Windbergs Maike, Strachan Clare J, Kleinebudde Peter
Institute of Pharmaceutics and Biopharmaceutics, Heinrich-Heine-University, Düsseldorf, Germany.
Eur J Pharm Biopharm. 2009 Jan;71(1):80-7. doi: 10.1016/j.ejpb.2008.05.015. Epub 2008 Jun 6.
Three monoacid triglycerides differing in their fatty acid chain lengths were extruded below their melting temperatures. Physical characterization was conducted on the powders as well as the extrudates with a combination of DSC, XRPD and vibrational spectroscopy to get a deeper insight into the complex solid-state behaviour of lipids and solid lipid extrudates during processing and storage. The combination of extrusion temperature and friction was a key factor for the lipid polymorphic behaviour after extrusion. Polymorphic transitions had a strong influence on the dissolution behaviour due to crystallization of the stable beta-form from the unstable alpha-form on the surface of the extrudate. These correlations help to understand the solid-state behaviour of lipids and to avoid process conditions which lead to unstable dosage forms. Tailor-made dissolution profiles for a model drug could be achieved using triglycerides of different fatty acid chain lengths as the dissolution rate is chain-length dependent.

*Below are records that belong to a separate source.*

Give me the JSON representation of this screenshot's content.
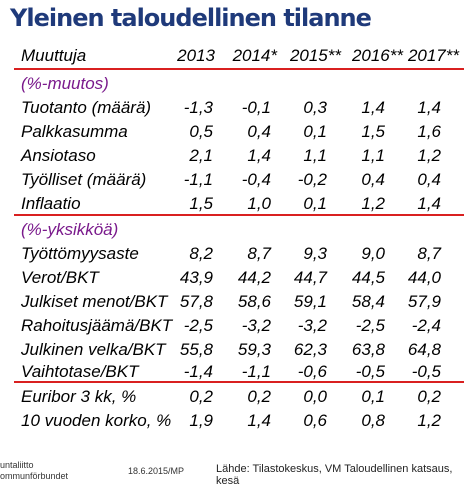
{
  "title": "Yleinen taloudellinen tilanne",
  "header": {
    "label": "Muuttuja",
    "years": [
      "2013",
      "2014*",
      "2015**",
      "2016**",
      "2017**"
    ]
  },
  "section1": {
    "label": "(%-muutos)",
    "rows": [
      {
        "label": "Tuotanto (määrä)",
        "values": [
          "-1,3",
          "-0,1",
          "0,3",
          "1,4",
          "1,4"
        ]
      },
      {
        "label": "Palkkasumma",
        "values": [
          "0,5",
          "0,4",
          "0,1",
          "1,5",
          "1,6"
        ]
      },
      {
        "label": "Ansiotaso",
        "values": [
          "2,1",
          "1,4",
          "1,1",
          "1,1",
          "1,2"
        ]
      },
      {
        "label": "Työlliset (määrä)",
        "values": [
          "-1,1",
          "-0,4",
          "-0,2",
          "0,4",
          "0,4"
        ]
      },
      {
        "label": "Inflaatio",
        "values": [
          "1,5",
          "1,0",
          "0,1",
          "1,2",
          "1,4"
        ]
      }
    ]
  },
  "section2": {
    "label": "(%-yksikköä)",
    "rows": [
      {
        "label": "Työttömyysaste",
        "values": [
          "8,2",
          "8,7",
          "9,3",
          "9,0",
          "8,7"
        ]
      },
      {
        "label": "Verot/BKT",
        "values": [
          "43,9",
          "44,2",
          "44,7",
          "44,5",
          "44,0"
        ]
      },
      {
        "label": "Julkiset menot/BKT",
        "values": [
          "57,8",
          "58,6",
          "59,1",
          "58,4",
          "57,9"
        ]
      },
      {
        "label": "Rahoitusjäämä/BKT",
        "values": [
          "-2,5",
          "-3,2",
          "-3,2",
          "-2,5",
          "-2,4"
        ]
      },
      {
        "label": "Julkinen velka/BKT",
        "values": [
          "55,8",
          "59,3",
          "62,3",
          "63,8",
          "64,8"
        ]
      },
      {
        "label": "Vaihtotase/BKT",
        "values": [
          "-1,4",
          "-1,1",
          "-0,6",
          "-0,5",
          "-0,5"
        ]
      }
    ]
  },
  "section3": {
    "rows": [
      {
        "label": "Euribor 3 kk, %",
        "values": [
          "0,2",
          "0,2",
          "0,0",
          "0,1",
          "0,2"
        ]
      },
      {
        "label": "10 vuoden korko, %",
        "values": [
          "1,9",
          "1,4",
          "0,6",
          "0,8",
          "1,2"
        ]
      }
    ]
  },
  "footer": {
    "logo_line1": "untaliitto",
    "logo_line2": "ommunförbundet",
    "date": "18.6.2015/MP",
    "source": "Lähde: Tilastokeskus, VM Taloudellinen katsaus, kesä"
  },
  "colors": {
    "title": "#1f3a7a",
    "divider": "#d92020",
    "section_label": "#7a1a8c"
  }
}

The solid-state form of the drug was unchanged after storage in accelerated conditions over 10 months. These studies demonstrate that although triglycerides are a promising basis for oral dosage forms, a good understanding and monitoring of the solid-state behaviour is mandatory to obtain reliable and reproducible dosage forms.

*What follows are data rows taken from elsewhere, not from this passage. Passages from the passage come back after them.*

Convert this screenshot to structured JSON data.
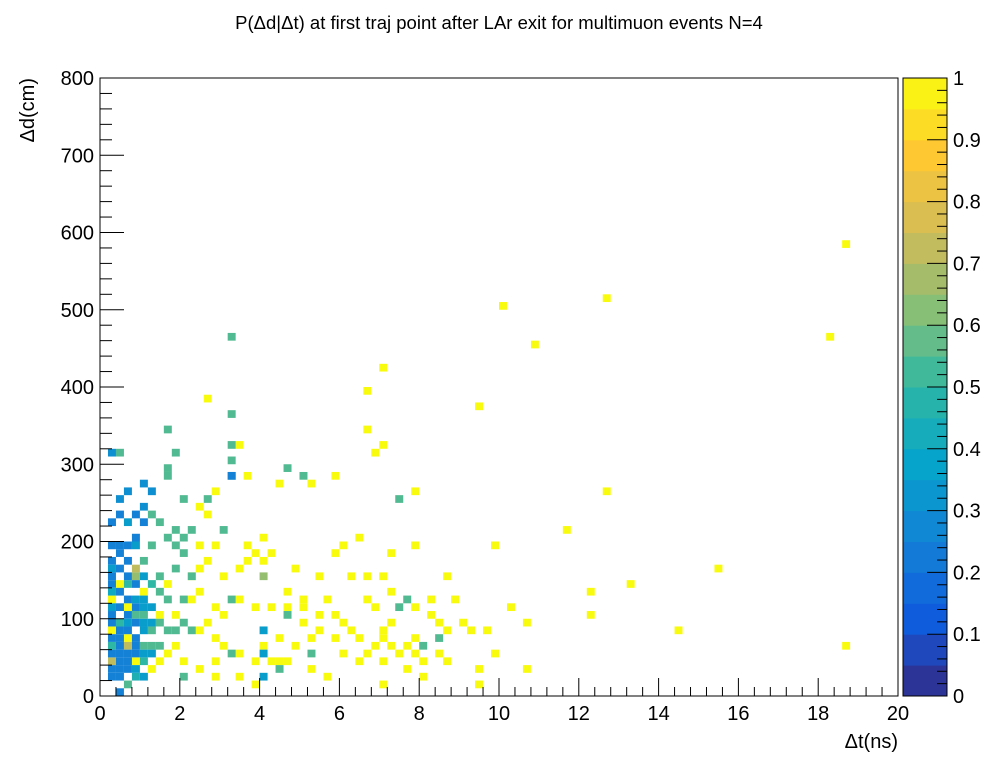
{
  "chart_data": {
    "type": "heatmap",
    "title": "P(Δd|Δt) at first traj point after LAr exit for multimuon events N=4",
    "xlabel": "Δt(ns)",
    "ylabel": "Δd(cm)",
    "xlim": [
      0,
      20
    ],
    "ylim": [
      0,
      800
    ],
    "zlim": [
      0,
      1
    ],
    "bin_width": {
      "x": 0.2,
      "y": 10
    },
    "x_ticks": [
      "0",
      "2",
      "4",
      "6",
      "8",
      "10",
      "12",
      "14",
      "16",
      "18",
      "20"
    ],
    "y_ticks": [
      "0",
      "100",
      "200",
      "300",
      "400",
      "500",
      "600",
      "700",
      "800"
    ],
    "z_ticks": [
      "0",
      "0.1",
      "0.2",
      "0.3",
      "0.4",
      "0.5",
      "0.6",
      "0.7",
      "0.8",
      "0.9",
      "1"
    ],
    "palette": [
      "#352a87",
      "#0f5cdd",
      "#1481d6",
      "#06a4ca",
      "#2eb7a4",
      "#87bf77",
      "#d1bb59",
      "#fec832",
      "#f9fb0e"
    ],
    "cells": [
      [
        18.6,
        580,
        1.0
      ],
      [
        18.2,
        460,
        1.0
      ],
      [
        15.4,
        160,
        1.0
      ],
      [
        14.4,
        80,
        1.0
      ],
      [
        18.6,
        60,
        1.0
      ],
      [
        12.6,
        510,
        1.0
      ],
      [
        12.6,
        260,
        1.0
      ],
      [
        13.2,
        140,
        1.0
      ],
      [
        12.2,
        130,
        1.0
      ],
      [
        12.2,
        100,
        1.0
      ],
      [
        11.6,
        210,
        1.0
      ],
      [
        10.8,
        450,
        1.0
      ],
      [
        10.0,
        500,
        1.0
      ],
      [
        9.4,
        370,
        1.0
      ],
      [
        9.8,
        190,
        1.0
      ],
      [
        10.2,
        110,
        1.0
      ],
      [
        10.6,
        90,
        1.0
      ],
      [
        10.6,
        30,
        1.0
      ],
      [
        9.8,
        50,
        1.0
      ],
      [
        9.4,
        30,
        1.0
      ],
      [
        9.6,
        80,
        1.0
      ],
      [
        9.4,
        10,
        1.0
      ],
      [
        7.0,
        420,
        1.0
      ],
      [
        6.6,
        390,
        1.0
      ],
      [
        6.6,
        340,
        1.0
      ],
      [
        6.8,
        310,
        1.0
      ],
      [
        7.0,
        320,
        1.0
      ],
      [
        7.8,
        260,
        1.0
      ],
      [
        7.2,
        180,
        1.0
      ],
      [
        7.8,
        190,
        1.0
      ],
      [
        6.4,
        200,
        1.0
      ],
      [
        6.0,
        190,
        1.0
      ],
      [
        5.8,
        180,
        1.0
      ],
      [
        6.2,
        150,
        1.0
      ],
      [
        6.6,
        150,
        1.0
      ],
      [
        7.0,
        150,
        1.0
      ],
      [
        8.6,
        150,
        1.0
      ],
      [
        7.2,
        130,
        1.0
      ],
      [
        7.8,
        110,
        1.0
      ],
      [
        8.2,
        120,
        1.0
      ],
      [
        8.8,
        120,
        1.0
      ],
      [
        8.2,
        100,
        1.0
      ],
      [
        8.4,
        90,
        1.0
      ],
      [
        9.0,
        90,
        1.0
      ],
      [
        8.6,
        80,
        1.0
      ],
      [
        9.2,
        80,
        1.0
      ],
      [
        6.6,
        120,
        1.0
      ],
      [
        6.8,
        110,
        1.0
      ],
      [
        7.0,
        80,
        1.0
      ],
      [
        7.2,
        90,
        1.0
      ],
      [
        7.0,
        70,
        1.0
      ],
      [
        6.8,
        60,
        1.0
      ],
      [
        7.2,
        60,
        1.0
      ],
      [
        7.4,
        50,
        1.0
      ],
      [
        6.6,
        50,
        1.0
      ],
      [
        7.0,
        40,
        1.0
      ],
      [
        7.6,
        60,
        1.0
      ],
      [
        7.8,
        70,
        1.0
      ],
      [
        7.8,
        50,
        1.0
      ],
      [
        8.0,
        40,
        1.0
      ],
      [
        8.4,
        50,
        1.0
      ],
      [
        8.6,
        40,
        1.0
      ],
      [
        8.0,
        20,
        1.0
      ],
      [
        7.6,
        30,
        1.0
      ],
      [
        7.0,
        10,
        1.0
      ],
      [
        8.0,
        60,
        0.55
      ],
      [
        7.6,
        120,
        0.55
      ],
      [
        8.4,
        70,
        0.55
      ],
      [
        3.4,
        320,
        1.0
      ],
      [
        3.6,
        280,
        1.0
      ],
      [
        4.4,
        270,
        1.0
      ],
      [
        5.2,
        270,
        1.0
      ],
      [
        5.8,
        280,
        1.0
      ],
      [
        2.6,
        380,
        1.0
      ],
      [
        2.8,
        260,
        1.0
      ],
      [
        2.6,
        230,
        1.0
      ],
      [
        2.4,
        240,
        1.0
      ],
      [
        2.8,
        190,
        1.0
      ],
      [
        2.6,
        170,
        1.0
      ],
      [
        2.4,
        160,
        1.0
      ],
      [
        3.0,
        150,
        1.0
      ],
      [
        3.4,
        160,
        1.0
      ],
      [
        3.6,
        170,
        1.0
      ],
      [
        4.0,
        170,
        1.0
      ],
      [
        4.8,
        160,
        1.0
      ],
      [
        5.4,
        150,
        1.0
      ],
      [
        3.8,
        180,
        1.0
      ],
      [
        4.2,
        180,
        1.0
      ],
      [
        3.6,
        190,
        1.0
      ],
      [
        4.0,
        200,
        1.0
      ],
      [
        2.4,
        190,
        1.0
      ],
      [
        2.2,
        150,
        1.0
      ],
      [
        2.4,
        130,
        1.0
      ],
      [
        2.2,
        120,
        1.0
      ],
      [
        2.8,
        110,
        1.0
      ],
      [
        3.0,
        100,
        1.0
      ],
      [
        3.4,
        120,
        1.0
      ],
      [
        3.8,
        110,
        1.0
      ],
      [
        4.2,
        110,
        1.0
      ],
      [
        4.6,
        110,
        1.0
      ],
      [
        5.0,
        110,
        1.0
      ],
      [
        4.6,
        130,
        1.0
      ],
      [
        5.0,
        120,
        1.0
      ],
      [
        5.6,
        120,
        1.0
      ],
      [
        5.8,
        100,
        1.0
      ],
      [
        6.0,
        90,
        1.0
      ],
      [
        6.2,
        80,
        1.0
      ],
      [
        5.4,
        100,
        1.0
      ],
      [
        5.0,
        90,
        1.0
      ],
      [
        5.4,
        80,
        1.0
      ],
      [
        5.8,
        70,
        1.0
      ],
      [
        4.8,
        60,
        1.0
      ],
      [
        4.4,
        70,
        1.0
      ],
      [
        4.0,
        60,
        1.0
      ],
      [
        4.2,
        40,
        1.0
      ],
      [
        3.8,
        40,
        1.0
      ],
      [
        3.4,
        50,
        1.0
      ],
      [
        3.0,
        60,
        1.0
      ],
      [
        2.8,
        70,
        1.0
      ],
      [
        2.6,
        90,
        1.0
      ],
      [
        2.4,
        80,
        1.0
      ],
      [
        2.8,
        40,
        1.0
      ],
      [
        2.4,
        30,
        1.0
      ],
      [
        2.8,
        20,
        1.0
      ],
      [
        3.4,
        20,
        1.0
      ],
      [
        3.8,
        10,
        1.0
      ],
      [
        4.4,
        40,
        1.0
      ],
      [
        5.2,
        30,
        1.0
      ],
      [
        5.6,
        20,
        1.0
      ],
      [
        6.0,
        50,
        1.0
      ],
      [
        6.4,
        40,
        1.0
      ],
      [
        6.4,
        70,
        1.0
      ],
      [
        5.2,
        70,
        1.0
      ],
      [
        4.6,
        40,
        1.0
      ],
      [
        1.8,
        60,
        1.0
      ],
      [
        2.0,
        40,
        1.0
      ],
      [
        1.6,
        50,
        1.0
      ],
      [
        1.4,
        40,
        1.0
      ],
      [
        1.2,
        30,
        1.0
      ],
      [
        1.8,
        100,
        1.0
      ],
      [
        1.6,
        140,
        1.0
      ],
      [
        1.4,
        100,
        1.0
      ],
      [
        0.6,
        70,
        1.0
      ],
      [
        0.8,
        40,
        1.0
      ],
      [
        0.2,
        80,
        1.0
      ],
      [
        0.2,
        120,
        1.0
      ],
      [
        0.6,
        110,
        1.0
      ],
      [
        0.4,
        140,
        1.0
      ],
      [
        1.0,
        130,
        1.0
      ],
      [
        3.2,
        460,
        0.55
      ],
      [
        3.2,
        360,
        0.55
      ],
      [
        3.2,
        320,
        0.55
      ],
      [
        3.2,
        300,
        0.55
      ],
      [
        3.2,
        280,
        0.55
      ],
      [
        1.6,
        340,
        0.55
      ],
      [
        1.8,
        310,
        0.55
      ],
      [
        0.4,
        310,
        0.55
      ],
      [
        1.6,
        290,
        0.55
      ],
      [
        1.6,
        280,
        0.55
      ],
      [
        4.6,
        290,
        0.55
      ],
      [
        5.0,
        280,
        0.55
      ],
      [
        7.4,
        250,
        0.55
      ],
      [
        2.0,
        250,
        0.55
      ],
      [
        2.6,
        250,
        0.55
      ],
      [
        1.2,
        230,
        0.55
      ],
      [
        1.4,
        220,
        0.55
      ],
      [
        1.8,
        210,
        0.55
      ],
      [
        2.2,
        210,
        0.55
      ],
      [
        3.0,
        210,
        0.55
      ],
      [
        1.6,
        200,
        0.55
      ],
      [
        2.0,
        200,
        0.55
      ],
      [
        1.8,
        190,
        0.55
      ],
      [
        1.2,
        190,
        0.55
      ],
      [
        2.0,
        180,
        0.55
      ],
      [
        1.8,
        160,
        0.55
      ],
      [
        1.4,
        150,
        0.55
      ],
      [
        2.2,
        150,
        0.55
      ],
      [
        1.0,
        170,
        0.55
      ],
      [
        4.0,
        150,
        0.65
      ],
      [
        0.8,
        150,
        0.65
      ],
      [
        1.4,
        130,
        0.55
      ],
      [
        1.6,
        120,
        0.55
      ],
      [
        2.0,
        120,
        0.55
      ],
      [
        3.2,
        120,
        0.55
      ],
      [
        4.6,
        100,
        0.55
      ],
      [
        7.4,
        110,
        0.55
      ],
      [
        1.4,
        90,
        0.55
      ],
      [
        1.6,
        80,
        0.55
      ],
      [
        1.8,
        80,
        0.55
      ],
      [
        2.0,
        90,
        0.55
      ],
      [
        2.2,
        80,
        0.55
      ],
      [
        1.2,
        80,
        0.55
      ],
      [
        1.0,
        60,
        0.55
      ],
      [
        1.2,
        60,
        0.55
      ],
      [
        1.0,
        100,
        0.55
      ],
      [
        0.8,
        100,
        0.55
      ],
      [
        1.4,
        60,
        0.55
      ],
      [
        5.2,
        50,
        0.55
      ],
      [
        4.4,
        30,
        0.55
      ],
      [
        2.0,
        20,
        0.55
      ],
      [
        3.2,
        50,
        0.55
      ],
      [
        0.6,
        10,
        0.55
      ],
      [
        0.8,
        20,
        0.45
      ],
      [
        0.8,
        160,
        0.72
      ],
      [
        0.6,
        60,
        0.72
      ],
      [
        0.2,
        40,
        0.72
      ],
      [
        1.0,
        40,
        0.5
      ],
      [
        0.4,
        90,
        0.5
      ],
      [
        0.2,
        60,
        0.5
      ],
      [
        0.6,
        140,
        0.5
      ],
      [
        1.2,
        140,
        0.5
      ],
      [
        1.0,
        270,
        0.3
      ],
      [
        1.2,
        260,
        0.3
      ],
      [
        1.0,
        240,
        0.3
      ],
      [
        0.6,
        260,
        0.3
      ],
      [
        0.4,
        250,
        0.3
      ],
      [
        0.2,
        310,
        0.3
      ],
      [
        3.2,
        280,
        0.25
      ],
      [
        0.2,
        220,
        0.25
      ],
      [
        0.4,
        230,
        0.25
      ],
      [
        0.8,
        230,
        0.25
      ],
      [
        1.0,
        220,
        0.25
      ],
      [
        0.4,
        190,
        0.25
      ],
      [
        0.2,
        190,
        0.25
      ],
      [
        0.6,
        190,
        0.25
      ],
      [
        0.8,
        200,
        0.25
      ],
      [
        0.4,
        180,
        0.25
      ],
      [
        0.2,
        170,
        0.25
      ],
      [
        0.6,
        170,
        0.25
      ],
      [
        0.4,
        160,
        0.25
      ],
      [
        0.2,
        150,
        0.25
      ],
      [
        0.2,
        140,
        0.25
      ],
      [
        0.6,
        150,
        0.25
      ],
      [
        0.8,
        140,
        0.25
      ],
      [
        0.4,
        130,
        0.25
      ],
      [
        0.6,
        120,
        0.25
      ],
      [
        0.4,
        110,
        0.25
      ],
      [
        0.8,
        110,
        0.25
      ],
      [
        0.6,
        100,
        0.25
      ],
      [
        0.2,
        100,
        0.25
      ],
      [
        0.2,
        90,
        0.25
      ],
      [
        0.4,
        80,
        0.25
      ],
      [
        0.6,
        80,
        0.25
      ],
      [
        0.8,
        90,
        0.25
      ],
      [
        0.4,
        70,
        0.25
      ],
      [
        0.2,
        70,
        0.25
      ],
      [
        0.8,
        70,
        0.25
      ],
      [
        0.4,
        60,
        0.25
      ],
      [
        0.8,
        60,
        0.25
      ],
      [
        0.2,
        50,
        0.25
      ],
      [
        0.4,
        50,
        0.25
      ],
      [
        0.6,
        50,
        0.25
      ],
      [
        0.8,
        50,
        0.25
      ],
      [
        0.4,
        40,
        0.25
      ],
      [
        0.6,
        40,
        0.25
      ],
      [
        0.2,
        30,
        0.25
      ],
      [
        0.4,
        30,
        0.25
      ],
      [
        0.6,
        30,
        0.25
      ],
      [
        0.4,
        20,
        0.25
      ],
      [
        0.2,
        20,
        0.25
      ],
      [
        0.4,
        0,
        0.25
      ],
      [
        1.0,
        110,
        0.35
      ],
      [
        1.0,
        120,
        0.35
      ],
      [
        1.0,
        150,
        0.35
      ],
      [
        1.2,
        110,
        0.35
      ],
      [
        1.2,
        90,
        0.35
      ],
      [
        1.0,
        90,
        0.35
      ],
      [
        1.0,
        80,
        0.35
      ],
      [
        1.0,
        50,
        0.35
      ],
      [
        1.2,
        50,
        0.35
      ],
      [
        0.8,
        30,
        0.35
      ],
      [
        1.0,
        20,
        0.35
      ],
      [
        4.0,
        80,
        0.35
      ],
      [
        4.0,
        50,
        0.35
      ],
      [
        4.0,
        20,
        0.35
      ],
      [
        0.2,
        160,
        0.35
      ],
      [
        0.8,
        190,
        0.35
      ],
      [
        0.6,
        220,
        0.35
      ],
      [
        0.8,
        120,
        0.35
      ],
      [
        0.6,
        90,
        0.35
      ],
      [
        0.2,
        110,
        0.35
      ],
      [
        0.2,
        130,
        0.4
      ]
    ]
  }
}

三种脂肪酸链长度不同的单酸甘油酯在其熔点温度以下进行挤出。采用差示扫描量热法(DSC)、X射线粉末衍射法(XRPD)和振动光谱法对粉末以及挤出物进行物理表征,以便更深入地了解脂质和固体脂质挤出物在加工和储存过程中复杂的固态行为。挤出温度和摩擦力的组合是挤出后脂质多晶型行为的关键因素。由于挤出物表面不稳定的α晶型结晶形成稳定的β晶型,多晶型转变对溶解行为有很大影响。这些相关性有助于理解脂质的固态行为,并避免导致剂型不稳定的工艺条件。使用不同脂肪酸链长度的甘油三酯可以实现模型药物的定制溶解曲线,因为溶解速率取决于链长。在加速条件下储存10个月后,药物的固态形式未发生变化。这些研究表明,尽管甘油三酯是口服剂型的一个有前景的基础,但要获得可靠且可重复的剂型,必须对固态行为有良好的理解和监测。